We agree, you won’t get a single anterior tooth with Surface. What needs depth and transparency, you have to layer, says Arvai. However, monolithic crowns can be lightened with Enamel Value materials, for example, or veneer axes can be subsequently corrected, says the course instructor.
Surface is used on monolithic zirconia or lithium disilicate crowns to create buccal and occlusal shape and texture. Or just to apply contact points subsequently, on any material. For my course report I ask participant Lobsang Wangyetsang, Dentalteam Bern, how he sees the following area of application for himself: “I would like to use Surface in our laboratory to embellish anterior teeth with an incisal edge in monolithic zirconia work”.
I learn at the course for my report that Surface can be applied in several ways. 1) In 2 firings: First glaze and characterize. Then apply mass and texture with Surface 2) In 2 firings: First shape crown with Surface and fire. In a second firing glaze the crown 3) In 1 firing: Conduct Surface and Glaze firing simultaneously. However, it is of elementary importance that the two materials do not mix!

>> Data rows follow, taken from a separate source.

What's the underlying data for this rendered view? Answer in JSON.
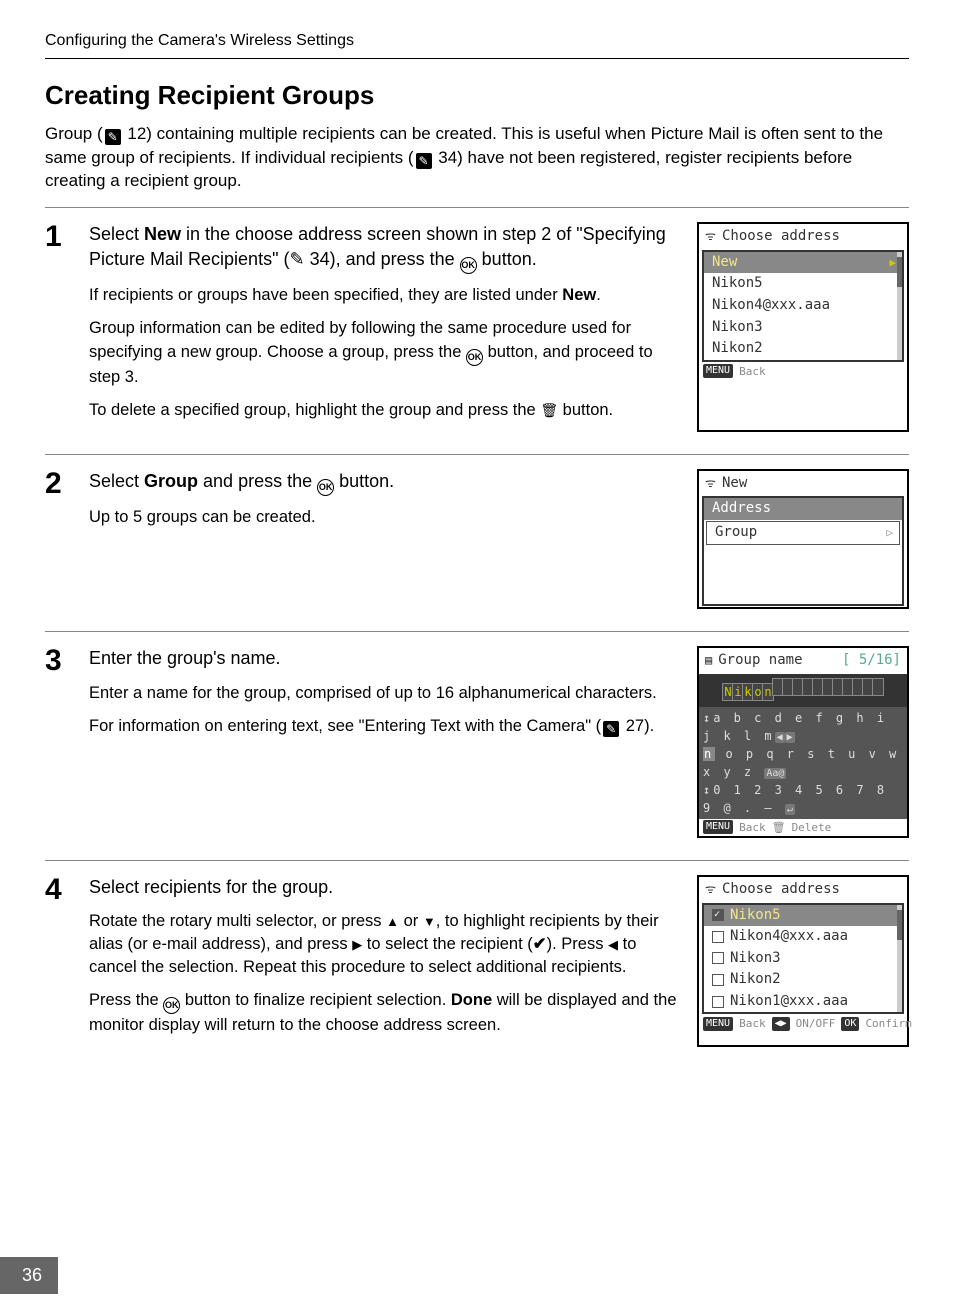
{
  "running_head": "Configuring the Camera's Wireless Settings",
  "section_title": "Creating Recipient Groups",
  "intro_parts": {
    "a": "Group (",
    "ref1": "12",
    "b": ") containing multiple recipients can be created. This is useful when Picture Mail is often sent to the same group of recipients. If individual recipients (",
    "ref2": "34",
    "c": ") have not been registered, register recipients before creating a recipient group."
  },
  "steps": {
    "1": {
      "num": "1",
      "head_a": "Select ",
      "head_bold1": "New",
      "head_b": " in the choose address screen shown in step 2 of \"Specifying Picture Mail Recipients\" (",
      "head_ref": "34",
      "head_c": "), and press the ",
      "head_d": " button.",
      "p1a": "If recipients or groups have been specified, they are listed under ",
      "p1bold": "New",
      "p1b": ".",
      "p2a": "Group information can be edited by following the same procedure used for specifying a new group. Choose a group, press the ",
      "p2b": " button, and proceed to step 3.",
      "p3a": "To delete a specified group, highlight the group and press the ",
      "p3b": " button."
    },
    "2": {
      "num": "2",
      "head_a": "Select ",
      "head_bold": "Group",
      "head_b": " and press the ",
      "head_c": " button.",
      "p1": "Up to 5 groups can be created."
    },
    "3": {
      "num": "3",
      "head": "Enter the group's name.",
      "p1": "Enter a name for the group, comprised of up to 16 alphanumerical characters.",
      "p2a": "For information on entering text, see \"Entering Text with the Camera\" (",
      "p2ref": "27",
      "p2b": ")."
    },
    "4": {
      "num": "4",
      "head": "Select recipients for the group.",
      "p1a": "Rotate the rotary multi selector, or press ",
      "p1b": " or ",
      "p1c": ", to highlight recipients by their alias (or e-mail address), and press ",
      "p1d": " to select the recipient (",
      "p1e": "). Press ",
      "p1f": " to cancel the selection. Repeat this procedure to select additional recipients.",
      "p2a": "Press the ",
      "p2b": " button to finalize recipient selection. ",
      "p2bold": "Done",
      "p2c": " will be displayed and the monitor display will return to the choose address screen."
    }
  },
  "lcd1": {
    "title": "Choose address",
    "rows": [
      "New",
      "Nikon5",
      "Nikon4@xxx.aaa",
      "Nikon3",
      "Nikon2"
    ],
    "footer_back": "Back"
  },
  "lcd2": {
    "title": "New",
    "rows": [
      "Address",
      "Group"
    ]
  },
  "lcd3": {
    "title": "Group name",
    "counter": "[  5/16]",
    "input": [
      "N",
      "i",
      "k",
      "o",
      "n",
      "",
      "",
      "",
      "",
      "",
      "",
      "",
      "",
      "",
      "",
      ""
    ],
    "row1": "a b c d e f g h i j k l m",
    "row2_hl": "n",
    "row2": " o p q r s t u v w x y z",
    "row3": "0 1 2 3 4 5 6 7 8 9 @ . –",
    "footer_back": "Back",
    "footer_delete": "Delete"
  },
  "lcd4": {
    "title": "Choose address",
    "rows": [
      {
        "checked": true,
        "label": "Nikon5"
      },
      {
        "checked": false,
        "label": "Nikon4@xxx.aaa"
      },
      {
        "checked": false,
        "label": "Nikon3"
      },
      {
        "checked": false,
        "label": "Nikon2"
      },
      {
        "checked": false,
        "label": "Nikon1@xxx.aaa"
      }
    ],
    "footer_back": "Back",
    "footer_onoff": "ON/OFF",
    "footer_confirm": "Confirm"
  },
  "page_number": "36",
  "glyphs": {
    "ok": "OK",
    "up": "▲",
    "down": "▼",
    "left": "◀",
    "right": "▶",
    "check": "✔"
  }
}
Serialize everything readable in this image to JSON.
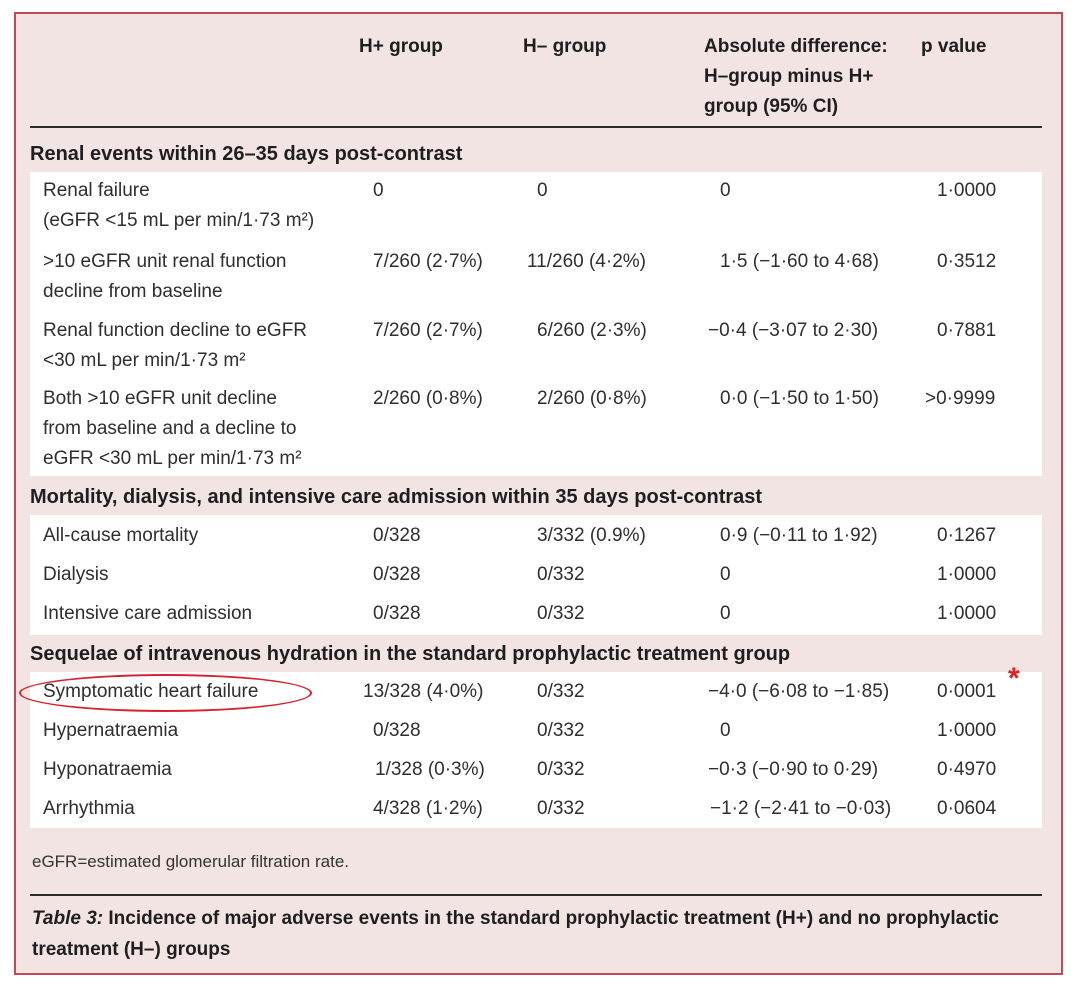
{
  "header": {
    "col_h_plus": "H+ group",
    "col_h_minus": "H– group",
    "col_diff_line1": "Absolute difference:",
    "col_diff_line2": "H–group minus H+",
    "col_diff_line3": "group (95% CI)",
    "col_p": "p value"
  },
  "sections": [
    {
      "title": "Renal events within 26–35 days post-contrast",
      "rows": [
        {
          "label": [
            "Renal failure",
            "(eGFR <15 mL per min/1·73 m²)"
          ],
          "h_plus": "0",
          "h_minus": "0",
          "diff": "0",
          "p": "1·0000"
        },
        {
          "label": [
            ">10 eGFR unit renal function",
            "decline from baseline"
          ],
          "h_plus": "7/260 (2·7%)",
          "h_minus": "11/260 (4·2%)",
          "diff": "1·5 (−1·60 to 4·68)",
          "p": "0·3512"
        },
        {
          "label": [
            "Renal function decline to eGFR",
            "<30 mL per min/1·73 m²"
          ],
          "h_plus": "7/260 (2·7%)",
          "h_minus": "6/260 (2·3%)",
          "diff": "−0·4 (−3·07 to 2·30)",
          "p": "0·7881"
        },
        {
          "label": [
            "Both >10 eGFR unit decline",
            "from baseline and a decline to",
            "eGFR <30 mL per min/1·73 m²"
          ],
          "h_plus": "2/260 (0·8%)",
          "h_minus": "2/260 (0·8%)",
          "diff": "0·0 (−1·50 to 1·50)",
          "p": ">0·9999"
        }
      ]
    },
    {
      "title": "Mortality, dialysis, and intensive care admission within 35 days post-contrast",
      "rows": [
        {
          "label": [
            "All-cause mortality"
          ],
          "h_plus": "0/328",
          "h_minus": "3/332 (0.9%)",
          "diff": "0·9 (−0·11 to 1·92)",
          "p": "0·1267"
        },
        {
          "label": [
            "Dialysis"
          ],
          "h_plus": "0/328",
          "h_minus": "0/332",
          "diff": "0",
          "p": "1·0000"
        },
        {
          "label": [
            "Intensive care admission"
          ],
          "h_plus": "0/328",
          "h_minus": "0/332",
          "diff": "0",
          "p": "1·0000"
        }
      ]
    },
    {
      "title": "Sequelae of intravenous hydration in the standard prophylactic treatment group",
      "rows": [
        {
          "label": [
            "Symptomatic heart failure"
          ],
          "h_plus": "13/328 (4·0%)",
          "h_minus": "0/332",
          "diff": "−4·0 (−6·08 to −1·85)",
          "p": "0·0001"
        },
        {
          "label": [
            "Hypernatraemia"
          ],
          "h_plus": "0/328",
          "h_minus": "0/332",
          "diff": "0",
          "p": "1·0000"
        },
        {
          "label": [
            "Hyponatraemia"
          ],
          "h_plus": "1/328 (0·3%)",
          "h_minus": "0/332",
          "diff": "−0·3 (−0·90 to 0·29)",
          "p": "0·4970"
        },
        {
          "label": [
            "Arrhythmia"
          ],
          "h_plus": "4/328 (1·2%)",
          "h_minus": "0/332",
          "diff": "−1·2 (−2·41 to −0·03)",
          "p": "0·0604"
        }
      ]
    }
  ],
  "footnote": "eGFR=estimated glomerular filtration rate.",
  "caption": {
    "label": "Table 3:",
    "text": " Incidence of major adverse events in the standard prophylactic treatment (H+) and no prophylactic treatment (H–) groups"
  },
  "annotation": {
    "asterisk": "*",
    "highlight_color": "#d6222f"
  }
}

What is not possible is to use Surface on highly polished zirconia. Otherwise, everything is possible.
My neighbor at the table, Mewaidin Selimi, owner of Primadenta Zahntechnik GmbH Amriswil TG, whom I know from the master school, is currently spackling some Surface out of the pot with great concentration and brushing it onto his crown. I wonder how he finds the material. “It’s interesting, something new! Not so easy to use, though,” he says, adding with a grin, “I’m a beginner! But I’d like to use it in the lab, because I think it’s faster and more efficient.
First firings are out of the furnace. The course participants stand in front of the kiln and examine their work. I ask participant Lanfranconi if he likes his result: “Its an exciting material and a good approach, it has a need for it in my lab. I find a material super when I have worked with it for 2 years. Of course, I can’t say that after 1 day. But I am curious”.
What I personally always like very much is the economy of a product. In traditional layering with ceramic powder, you should not mix the ceramic several times. Surface residues, on the other hand, go back into the jar! And can be reused any number of times.
First of all, it has to be said, the courses at the CM Academy are always very well organized! The course supervisors are very friendly and helpful. A really nice place for further education! With a fun group like we were today, the time flies by and you always learn a lot. Course instructor Robert Arvai has an enormously broad range of expertise and is happy to share it. I often hear that Swiss dental technicians are lazy about continuing education. This is a pity, because I believe that we can only remain competitive internationally if we continue to educate ourselves.
In the monolithic trend, in my opinion, every technician must know a system with which he can process a milled crown within a useful period of time so that it looks like a tooth. With a little practice, Soprano Surface seems to me to be a good tool for this. However, I would like to leave the final sentence for my course report to instructor Arvai: “Soprano Surface allows me to produce dental restorations more economically. And the simplicity of use allows stable consistent results.
This course report was published in German in ZZS Zahn-Zeitung Schweiz.